Let’s look at how each of these works.

Stronger Focus

The gold-standard studies that we identified show that there is less mind wandering and distractibility among those who practice regular mindfulness routines. These people showed better concentration, even when multi-tasking. The business implications are manifest: higher productivity and fewer conceptual gaps. As one executive described the risk of having poor focus, “When my mind wanders in a meeting I wonder what business opportunity I’ve just missed.”

To get this benefit: try three ten-minute sessions of mindfulness throughout the day. Put everything aside for the time being, and just bring your full attention to your breath. Don’t try to control it—just sense the full in-breath and the full out-breath. If you notice that your mind has wandered, simply bring it back to your breathing and start over with the next breath.

Don’t judge yourself for your runaway thoughts—we all have them.

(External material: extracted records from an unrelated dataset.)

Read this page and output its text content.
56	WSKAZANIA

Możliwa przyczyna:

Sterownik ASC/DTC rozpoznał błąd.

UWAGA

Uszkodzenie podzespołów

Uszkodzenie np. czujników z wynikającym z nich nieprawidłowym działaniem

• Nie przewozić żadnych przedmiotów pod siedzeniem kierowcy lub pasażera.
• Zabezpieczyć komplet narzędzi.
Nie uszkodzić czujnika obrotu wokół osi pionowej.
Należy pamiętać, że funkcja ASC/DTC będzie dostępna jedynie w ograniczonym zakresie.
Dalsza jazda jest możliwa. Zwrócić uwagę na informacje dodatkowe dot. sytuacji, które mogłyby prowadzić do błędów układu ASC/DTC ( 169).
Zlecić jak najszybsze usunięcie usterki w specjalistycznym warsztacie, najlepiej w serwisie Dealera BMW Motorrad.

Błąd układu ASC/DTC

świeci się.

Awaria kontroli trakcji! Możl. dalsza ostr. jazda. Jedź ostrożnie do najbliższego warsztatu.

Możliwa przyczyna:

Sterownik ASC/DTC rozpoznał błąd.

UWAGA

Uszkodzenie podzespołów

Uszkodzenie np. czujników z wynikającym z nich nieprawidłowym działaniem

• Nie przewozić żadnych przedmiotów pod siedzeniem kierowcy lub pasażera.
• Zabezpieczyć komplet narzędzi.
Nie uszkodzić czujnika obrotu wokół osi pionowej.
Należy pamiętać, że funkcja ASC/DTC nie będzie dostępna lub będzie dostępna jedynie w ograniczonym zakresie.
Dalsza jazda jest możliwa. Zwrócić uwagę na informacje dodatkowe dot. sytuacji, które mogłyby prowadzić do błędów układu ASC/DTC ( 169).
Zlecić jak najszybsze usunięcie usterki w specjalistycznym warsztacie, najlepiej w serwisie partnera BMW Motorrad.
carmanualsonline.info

When you start a mindfulness practice you become hyper-aware of how much your mind wanders away from what you are trying to concentrate on. But it’s the act of bringing the focus back to the breath that seems to strengthen the brain’s circuitry for concentration.

What prompts this change? Our brain’s prefrontal cortex is the executive area that controls our attention. When the amygdala, the trigger point for disturbing emotions like anger or anxiety, acts up, it signals the prefrontal areas to shut down. That’s why when we are anxious or angry we can’t think so well. If we can calm our amygdala, that allows the prefrontal areas to operate more effectively—and thus to better focus our attention. And as we’ll see in the next section, mindfulness does exactly that.

Staying Calmer Under Stress

Studies have shown that those who practice meditation have a less trigger-happy amygdala. That means the brain is less likely to interpret certain inputs as threats and jump on a defense reaction—be it flight, fight, or freeze.

For an example of how this plays out in a professional setting, consider the leader of a high-level executive team. Since instituting a morning group mindfulness session that is similar to the exercise described above, the team gets along better, reacting less strongly to minor conflicts. This means they can also share information and ideas more fluently—and, at the end of the day, make more effective strategic decisions because they are able to calmly debate their differing points of view. Research on other groups has also found that people who meditate generally recover more quickly from a stressful event.

Better Memory

Those who practice mindfulness also show a stronger working memory—the short-term memory that registers in-the-moment thought processing. For example, with a mindfulness practice, college students’ graduate school entrance exam scores increased by 16%.

In a professional setting, this can bolster a leader’s ability to perform the complex thinking needed for strategic work, problem solving, and even intense interactions with others. And having a less reactive amygdala means a leader stays more calm—which means more clarity.

Good Corporate Citizenship

Meditation that intentionally cultivates an attitude of kindness is often a part of a mindfulness practice. This approach has been shown to lead to more activity in brain circuits for caring, increased generosity, and a greater likelihood of helping someone in need, qualities of the best corporate citizens—and of the leaders people prefer to work for.

In fact, many sports teams now incorporate mindfulness into their training as a way to better harmonize their playing. Meditation teacher Jon Kabat-Zinn used to work with the Harvard and also Olympic crew teams, where team coordination and support was paramount. He would have them stand together in a circle holding hands and focusing on their breath, then get into their shell in silence and begin.

Here’s the bottom line: While you shouldn’t believe everything you hear about mindfulness, there are, indeed, payoffs from a meditation habit. In fact, the research also shows that more hours of meditation you put in over your lifetime, the better the results on the four fronts we’ve described. Think of mindfulness as a way to enhance certain kinds of mental fitness, just as regular workouts at the gym build physical fitness.